Pipeline Parallelism
Comms cost is basically free — the per-layer cost scales as $\frac{2BD}{W \cdot N_\text{layers}}$. So why isn’t everyone PP-maxxed?
- Code complexity (zero-bubble schedules don’t fit GSPMD well).
- PP fights ZeRO-3. Each microbatch can’t amortize a full weight AllGather.
- Bubbles + step imbalance still leave waste even with careful scheduling.
But PP buys a hidden win: each PP stage spans more nodes, which scales up the DP AllReduce bandwidth. That’s why LLaMA-3 uses 16-way PP — it cuts the FSDP critical batch size by 16×.
5. Two Worked Examples
LLaMA-3 (16k H100, 16M tokens):
- 8-way TP within a node
- 16-way PP
- 128-way ZeRO-1 DP
Dense model, small per-GPU batch (~1k tokens). The 16-way PP is what makes it work — without it, the FSDP roofline would demand a much larger global batch.
DeepSeek V3 (2048 H800, 62.9M tokens):
- 64-way EP across 8 nodes
- 16-way PP
- 2-way ZeRO-1 DP
Sparse MoE ($k=8$, $E=256$). With 1024-way model parallelism (EP × PP), the residual DP AllReduce happens at the spine level over only 2 nodes — which gets the (N-1)/N = 2× bandwidth bonus.
6. GB200 NVL72: What Changes
Blackwell with NVLink 5 doubles intra-node bandwidth (450 → 900 GB/s) but on a B200 SuperPod the node egress stays at 400 GB/s while FLOPs/chip ~2.25×. Net effect: cross-node rooflines get harder — the DP critical batch size grows from 2475 to ~5625 tokens/GPU.
GB200 NVL72 fixes this with a 72-GPU NVLink domain and 3.6 TB/s node egress (4× H100). That widens the cross-node compute-bound region by ~4× and makes EP across nodes substantially cheaper. Within a node, however, doubled FLOPs ≈ doubled BW, so rooflines look largely unchanged.
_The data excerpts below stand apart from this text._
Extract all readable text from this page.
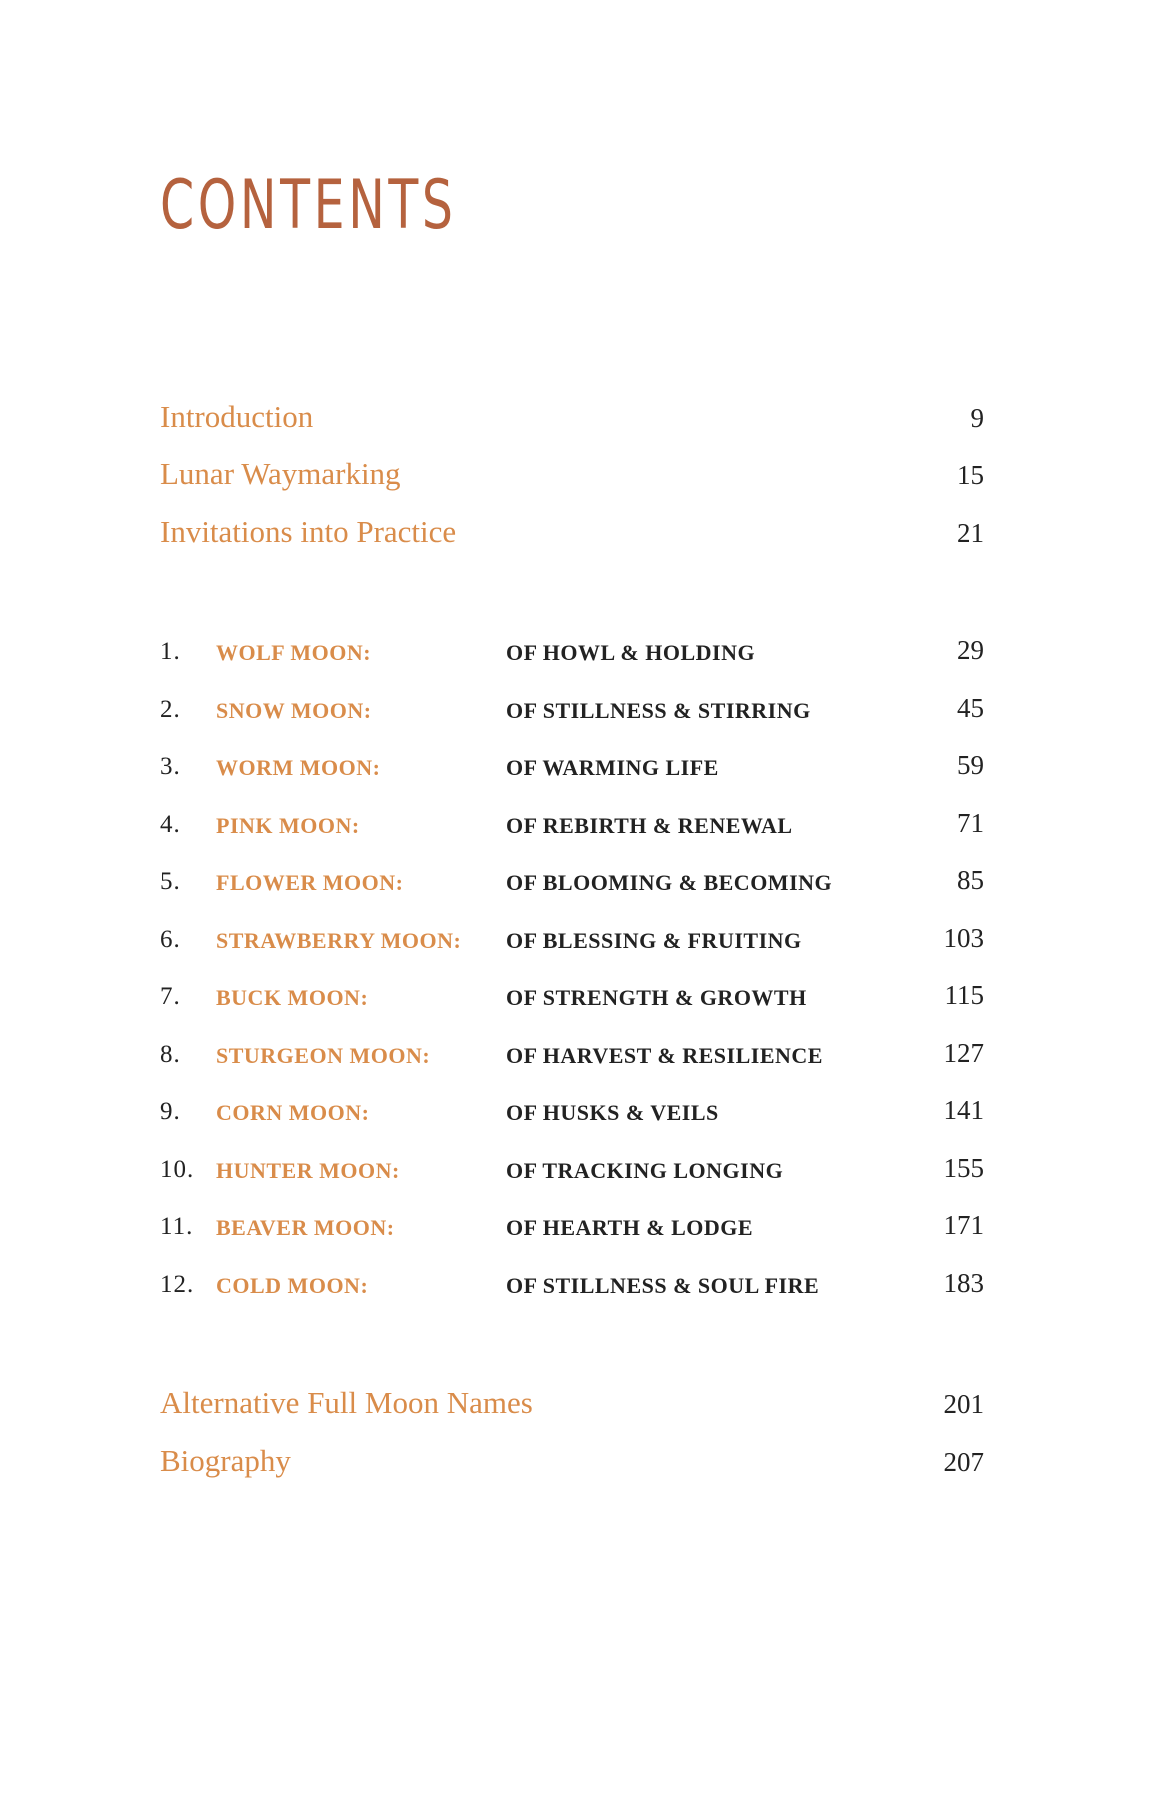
CONTENTS
Introduction	9
Lunar Waymarking	15
Invitations into Practice	21
1. WOLF MOON:	OF HOWL & HOLDING	29
2. SNOW MOON:	OF STILLNESS & STIRRING	45
3. WORM MOON:	OF WARMING LIFE	59
4. PINK MOON:	OF REBIRTH & RENEWAL	71
5. FLOWER MOON:	OF BLOOMING & BECOMING	85
6. STRAWBERRY MOON: OF BLESSING & FRUITING	103
7. BUCK MOON:	OF STRENGTH & GROWTH	115
8. STURGEON MOON:	OF HARVEST & RESILIENCE	127
9. CORN MOON:	OF HUSKS & VEILS	141
10. HUNTER MOON:	OF TRACKING LONGING	155
11. BEAVER MOON:	OF HEARTH & LODGE	171
12. COLD MOON:	OF STILLNESS & SOUL FIRE	183
Alternative Full Moon Names	201
Biography	207
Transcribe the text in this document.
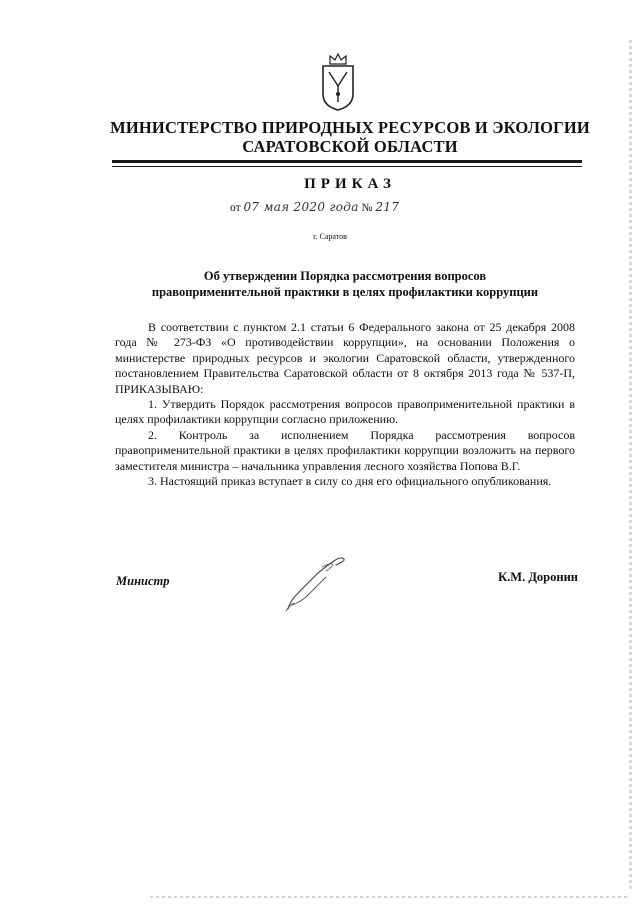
МИНИСТЕРСТВО ПРИРОДНЫХ РЕСУРСОВ И ЭКОЛОГИИ
САРАТОВСКОЙ ОБЛАСТИ
ПРИКАЗ
от 07 мая 2020 года № 217
г. Саратов
Об утверждении Порядка рассмотрения вопросов
правоприменительной практики в целях профилактики коррупции

В соответствии с пунктом 2.1 статьи 6 Федерального закона от 25 декабря 2008 года № 273-ФЗ «О противодействии коррупции», на основании Положения о министерстве природных ресурсов и экологии Саратовской области, утвержденного постановлением Правительства Саратовской области от 8 октября 2013 года № 537-П, ПРИКАЗЫВАЮ:

1. Утвердить Порядок рассмотрения вопросов правоприменительной практики в целях профилактики коррупции согласно приложению.

2. Контроль за исполнением Порядка рассмотрения вопросов правоприменительной практики в целях профилактики коррупции возложить на первого заместителя министра – начальника управления лесного хозяйства Попова В.Г.

3. Настоящий приказ вступает в силу со дня его официального опубликования.

Министр	К.М. Доронин
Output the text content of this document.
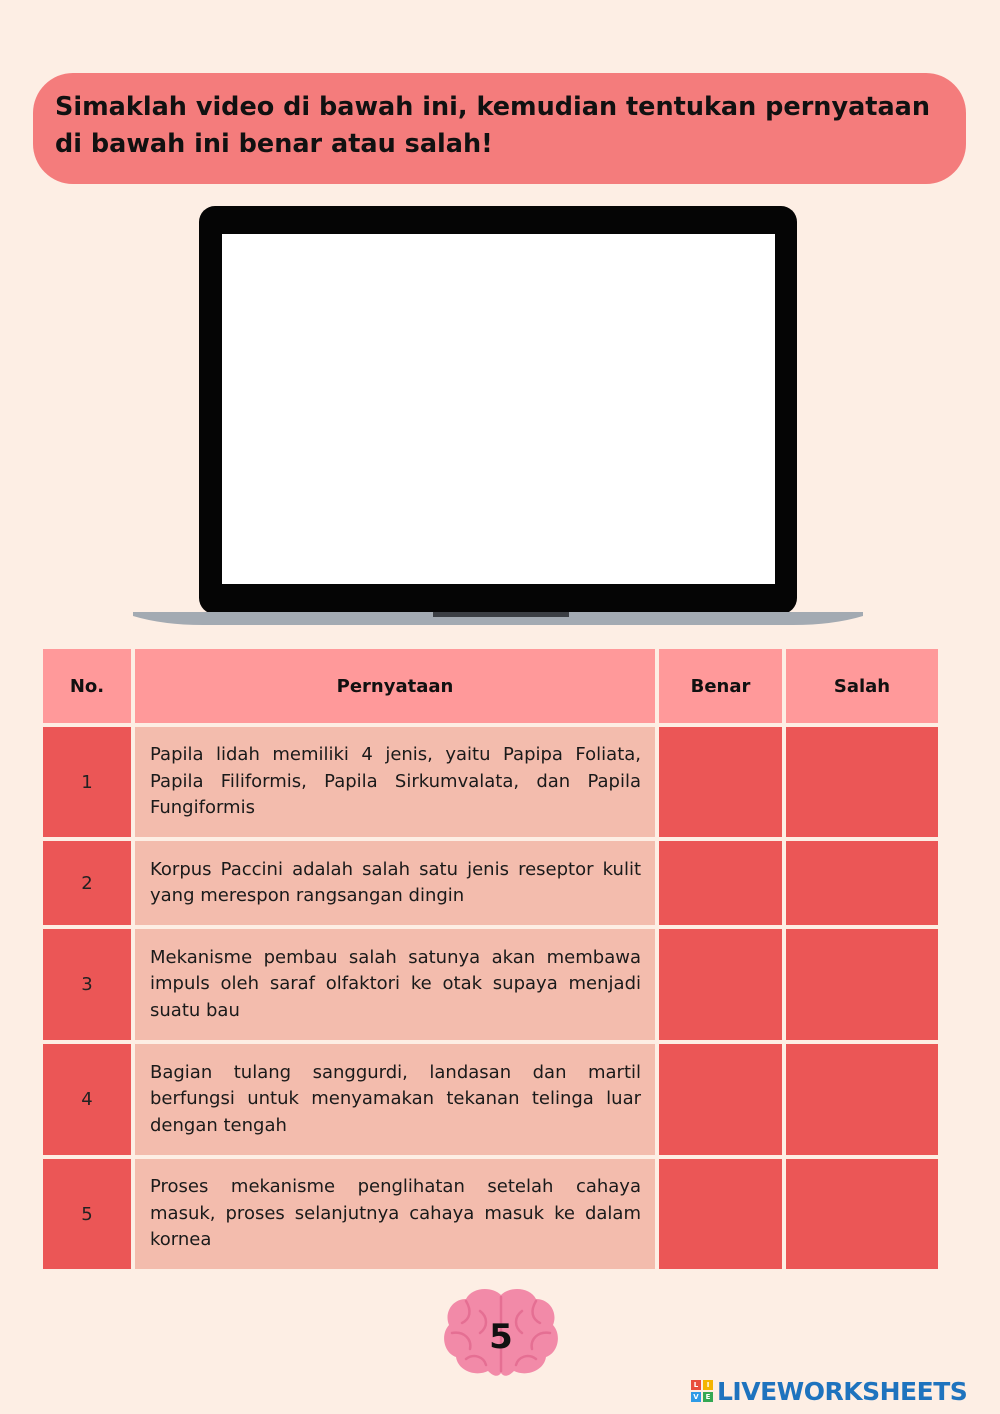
Simaklah video di bawah ini, kemudian tentukan pernyataan
di bawah ini benar atau salah!
No.	Pernyataan	Benar	Salah
1	Papila lidah memiliki 4 jenis, yaitu Papipa Foliata, Papila Filiformis, Papila Sirkumvalata, dan Papila Fungiformis		
2	Korpus Paccini adalah salah satu jenis reseptor kulit yang merespon rangsangan dingin		
3	Mekanisme pembau salah satunya akan membawa impuls oleh saraf olfaktori ke otak supaya menjadi suatu bau		
4	Bagian tulang sanggurdi, landasan dan martil berfungsi untuk menyamakan tekanan telinga luar dengan tengah		
5	Proses mekanisme penglihatan setelah cahaya masuk, proses selanjutnya cahaya masuk ke dalam kornea		
5
L	I
V E LIVEWORKSHEETS
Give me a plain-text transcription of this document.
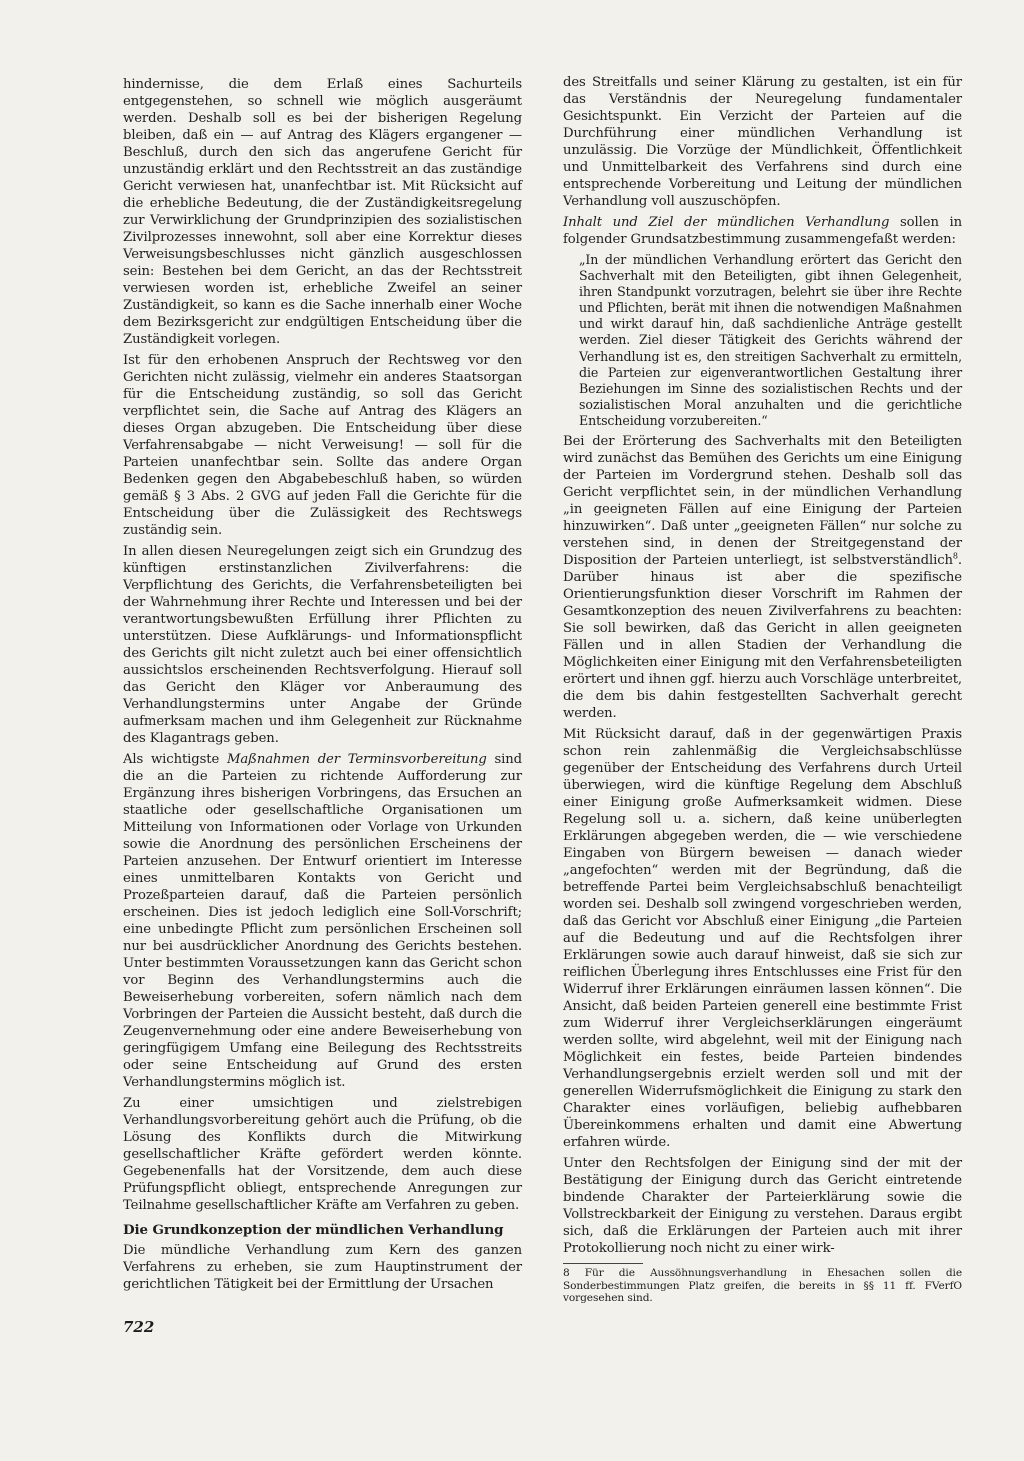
hindernisse, die dem Erlaß eines Sachurteils entgegenstehen, so schnell wie möglich ausgeräumt werden. Deshalb soll es bei der bisherigen Regelung bleiben, daß ein — auf Antrag des Klägers ergangener — Beschluß, durch den sich das angerufene Gericht für unzuständig erklärt und den Rechtsstreit an das zuständige Gericht verwiesen hat, unanfechtbar ist. Mit Rücksicht auf die erhebliche Bedeutung, die der Zuständigkeitsregelung zur Verwirklichung der Grundprinzipien des sozialistischen Zivilprozesses innewohnt, soll aber eine Korrektur dieses Verweisungsbeschlusses nicht gänzlich ausgeschlossen sein: Bestehen bei dem Gericht, an das der Rechtsstreit verwiesen worden ist, erhebliche Zweifel an seiner Zuständigkeit, so kann es die Sache innerhalb einer Woche dem Bezirksgericht zur endgültigen Entscheidung über die Zuständigkeit vorlegen.

Ist für den erhobenen Anspruch der Rechtsweg vor den Gerichten nicht zulässig, vielmehr ein anderes Staatsorgan für die Entscheidung zuständig, so soll das Gericht verpflichtet sein, die Sache auf Antrag des Klägers an dieses Organ abzugeben. Die Entscheidung über diese Verfahrensabgabe — nicht Verweisung! — soll für die Parteien unanfechtbar sein. Sollte das andere Organ Bedenken gegen den Abgabebeschluß haben, so würden gemäß § 3 Abs. 2 GVG auf jeden Fall die Gerichte für die Entscheidung über die Zulässigkeit des Rechtswegs zuständig sein.

In allen diesen Neuregelungen zeigt sich ein Grundzug des künftigen erstinstanzlichen Zivilverfahrens: die Verpflichtung des Gerichts, die Verfahrensbeteiligten bei der Wahrnehmung ihrer Rechte und Interessen und bei der verantwortungsbewußten Erfüllung ihrer Pflichten zu unterstützen. Diese Aufklärungs- und Informationspflicht des Gerichts gilt nicht zuletzt auch bei einer offensichtlich aussichtslos erscheinenden Rechtsverfolgung. Hierauf soll das Gericht den Kläger vor Anberaumung des Verhandlungstermins unter Angabe der Gründe aufmerksam machen und ihm Gelegenheit zur Rücknahme des Klagantrags geben.

Als wichtigste Maßnahmen der Terminsvorbereitung sind die an die Parteien zu richtende Aufforderung zur Ergänzung ihres bisherigen Vorbringens, das Ersuchen an staatliche oder gesellschaftliche Organisationen um Mitteilung von Informationen oder Vorlage von Urkunden sowie die Anordnung des persönlichen Erscheinens der Parteien anzusehen. Der Entwurf orientiert im Interesse eines unmittelbaren Kontakts von Gericht und Prozeßparteien darauf, daß die Parteien persönlich erscheinen. Dies ist jedoch lediglich eine Soll-Vorschrift; eine unbedingte Pflicht zum persönlichen Erscheinen soll nur bei ausdrücklicher Anordnung des Gerichts bestehen. Unter bestimmten Voraussetzungen kann das Gericht schon vor Beginn des Verhandlungstermins auch die Beweiserhebung vorbereiten, sofern nämlich nach dem Vorbringen der Parteien die Aussicht besteht, daß durch die Zeugenvernehmung oder eine andere Beweiserhebung von geringfügigem Umfang eine Beilegung des Rechtsstreits oder seine Entscheidung auf Grund des ersten Verhandlungstermins möglich ist.

Zu einer umsichtigen und zielstrebigen Verhandlungsvorbereitung gehört auch die Prüfung, ob die Lösung des Konflikts durch die Mitwirkung gesellschaftlicher Kräfte gefördert werden könnte. Gegebenenfalls hat der Vorsitzende, dem auch diese Prüfungspflicht obliegt, entsprechende Anregungen zur Teilnahme gesellschaftlicher Kräfte am Verfahren zu geben.

Die Grundkonzeption der mündlichen Verhandlung

Die mündliche Verhandlung zum Kern des ganzen Verfahrens zu erheben, sie zum Hauptinstrument der gerichtlichen Tätigkeit bei der Ermittlung der Ursachen

des Streitfalls und seiner Klärung zu gestalten, ist ein für das Verständnis der Neuregelung fundamentaler Gesichtspunkt. Ein Verzicht der Parteien auf die Durchführung einer mündlichen Verhandlung ist unzulässig. Die Vorzüge der Mündlichkeit, Öffentlichkeit und Unmittelbarkeit des Verfahrens sind durch eine entsprechende Vorbereitung und Leitung der mündlichen Verhandlung voll auszuschöpfen.

Inhalt und Ziel der mündlichen Verhandlung sollen in folgender Grundsatzbestimmung zusammengefaßt werden:

„In der mündlichen Verhandlung erörtert das Gericht den Sachverhalt mit den Beteiligten, gibt ihnen Gelegenheit, ihren Standpunkt vorzutragen, belehrt sie über ihre Rechte und Pflichten, berät mit ihnen die notwendigen Maßnahmen und wirkt darauf hin, daß sachdienliche Anträge gestellt werden. Ziel dieser Tätigkeit des Gerichts während der Verhandlung ist es, den streitigen Sachverhalt zu ermitteln, die Parteien zur eigenverantwortlichen Gestaltung ihrer Beziehungen im Sinne des sozialistischen Rechts und der sozialistischen Moral anzuhalten und die gerichtliche Entscheidung vorzubereiten.“

Bei der Erörterung des Sachverhalts mit den Beteiligten wird zunächst das Bemühen des Gerichts um eine Einigung der Parteien im Vordergrund stehen. Deshalb soll das Gericht verpflichtet sein, in der mündlichen Verhandlung „in geeigneten Fällen auf eine Einigung der Parteien hinzuwirken“. Daß unter „geeigneten Fällen“ nur solche zu verstehen sind, in denen der Streitgegenstand der Disposition der Parteien unterliegt, ist selbstverständlich$^8$. Darüber hinaus ist aber die spezifische Orientierungsfunktion dieser Vorschrift im Rahmen der Gesamtkonzeption des neuen Zivilverfahrens zu beachten: Sie soll bewirken, daß das Gericht in allen geeigneten Fällen und in allen Stadien der Verhandlung die Möglichkeiten einer Einigung mit den Verfahrensbeteiligten erörtert und ihnen ggf. hierzu auch Vorschläge unterbreitet, die dem bis dahin festgestellten Sachverhalt gerecht werden.

Mit Rücksicht darauf, daß in der gegenwärtigen Praxis schon rein zahlenmäßig die Vergleichsabschlüsse gegenüber der Entscheidung des Verfahrens durch Urteil überwiegen, wird die künftige Regelung dem Abschluß einer Einigung große Aufmerksamkeit widmen. Diese Regelung soll u. a. sichern, daß keine unüberlegten Erklärungen abgegeben werden, die — wie verschiedene Eingaben von Bürgern beweisen — danach wieder „angefochten“ werden mit der Begründung, daß die betreffende Partei beim Vergleichsabschluß benachteiligt worden sei. Deshalb soll zwingend vorgeschrieben werden, daß das Gericht vor Abschluß einer Einigung „die Parteien auf die Bedeutung und auf die Rechtsfolgen ihrer Erklärungen sowie auch darauf hinweist, daß sie sich zur reiflichen Überlegung ihres Entschlusses eine Frist für den Widerruf ihrer Erklärungen einräumen lassen können“. Die Ansicht, daß beiden Parteien generell eine bestimmte Frist zum Widerruf ihrer Vergleichserklärungen eingeräumt werden sollte, wird abgelehnt, weil mit der Einigung nach Möglichkeit ein festes, beide Parteien bindendes Verhandlungsergebnis erzielt werden soll und mit der generellen Widerrufsmöglichkeit die Einigung zu stark den Charakter eines vorläufigen, beliebig aufhebbaren Übereinkommens erhalten und damit eine Abwertung erfahren würde.

Unter den Rechtsfolgen der Einigung sind der mit der Bestätigung der Einigung durch das Gericht eintretende bindende Charakter der Parteierklärung sowie die Vollstreckbarkeit der Einigung zu verstehen. Daraus ergibt sich, daß die Erklärungen der Parteien auch mit ihrer Protokollierung noch nicht zu einer wirk-

8 Für die Aussöhnungsverhandlung in Ehesachen sollen die Sonderbestimmungen Platz greifen, die bereits in §§ 11 ff. FVerfO vorgesehen sind.

722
A bonus from Grace Hopper / Grace Blackwell: the CPU↔GPU NVLink-C2C is at full GPU-to-GPU bandwidth, so host memory becomes a viable offload target without a bandwidth cliff.
TL;DR
- GPU rooflines are stricter than TPU rooflines for cross-chip work. Per-GPU FSDP batch ≈ 2500 tokens (vs. ~850 on TPU); only ~8-way TP fits in an NVLink domain.
- Empirical NVLink BW is ~80% of spec — re-derive your batch sizes accordingly.
- SHARP doesn’t save you. ~30% in practice, not the 2× theoretical.
- MoE forces you off pure DP. $E/k$ penalty makes pipeline + expert parallelism mandatory.
- PP is ~free in comms but expensive in code. The real reason to use it: it shrinks the DP critical batch size by $N_\text{stages}$.
- GB200 NVL72 is the structural fix for cross-node bottlenecks; B200 SuperPod alone makes them slightly worse.
The chapter does for GPUs what the rest of the book did for TPUs: gives you a small set of inequalities you can plug into during model design, before any code is written. Worth a careful read alongside Section 5 (Training) and Section 7 (Inference) for the TPU side of the same picture.